Заколдованная жизнь | страница 45
В продолжение нескольких дней благодаря только одной силе воли я успел не поддаться быстро овладевающему мною недугу. Если я не свалился тотчас же под бременем поразившего меня несчастия, то это только благодаря тому, что мне следовало сперва исполнить священный мой долг в отношении живых и мертвых.

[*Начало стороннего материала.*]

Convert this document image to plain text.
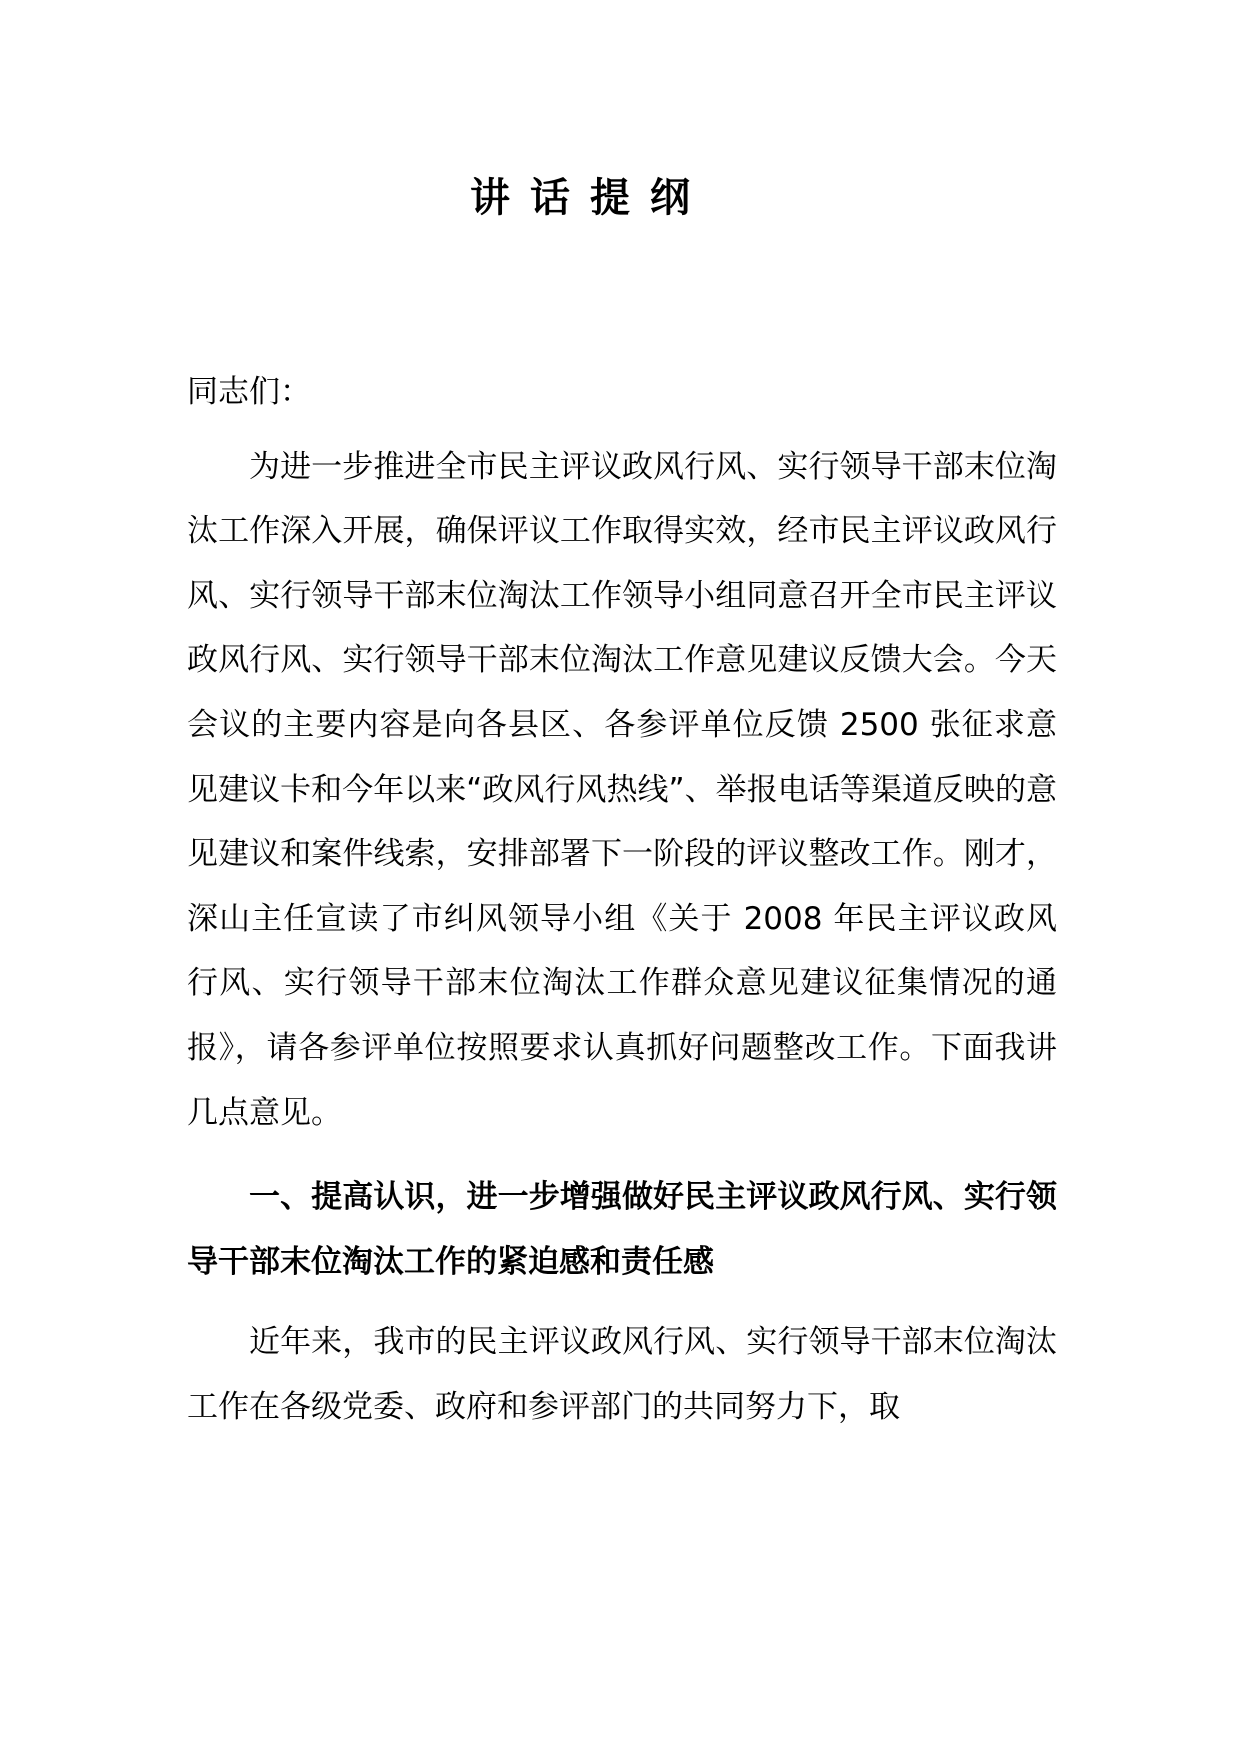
讲话提纲

同志们：

为进一步推进全市民主评议政风行风、实行领导干部末位淘汰工作深入开展，确保评议工作取得实效，经市民主评议政风行风、实行领导干部末位淘汰工作领导小组同意召开全市民主评议政风行风、实行领导干部末位淘汰工作意见建议反馈大会。今天会议的主要内容是向各县区、各参评单位反馈 2500 张征求意见建议卡和今年以来“政风行风热线”、举报电话等渠道反映的意见建议和案件线索，安排部署下一阶段的评议整改工作。刚才，深山主任宣读了市纠风领导小组《关于 2008 年民主评议政风行风、实行领导干部末位淘汰工作群众意见建议征集情况的通报》，请各参评单位按照要求认真抓好问题整改工作。下面我讲几点意见。

一、提高认识，进一步增强做好民主评议政风行风、实行领导干部末位淘汰工作的紧迫感和责任感

近年来，我市的民主评议政风行风、实行领导干部末位淘汰工作在各级党委、政府和参评部门的共同努力下，取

Но как только я взял из больницы для нищих сестру и отдал ее на попечение одного из лучших медиков Нюренберга, вырвал племянницу из ее вертепа и поселил с умирающей матерью ухаживать за нею; а сознавшуюся в преступлении еврейку засадил в тюрьму, – то в тот же день поддерживающая меня до того сила воли и твердость мгновенно оставили меня… Не прошло и недели по моем возвращении, как я уж лежал, сам не лучше помешанного, в бреду белой горячки, в смирительной рубашке, день и ночь изрыгая проклятия на дайдж-дзинов и судьбу. В продолжение многих недель я боролся со смертью; страшный недуг не поддавался усилиям лучших докторов. Наконец мое сильное сложение победило болезнь, и я был спасен.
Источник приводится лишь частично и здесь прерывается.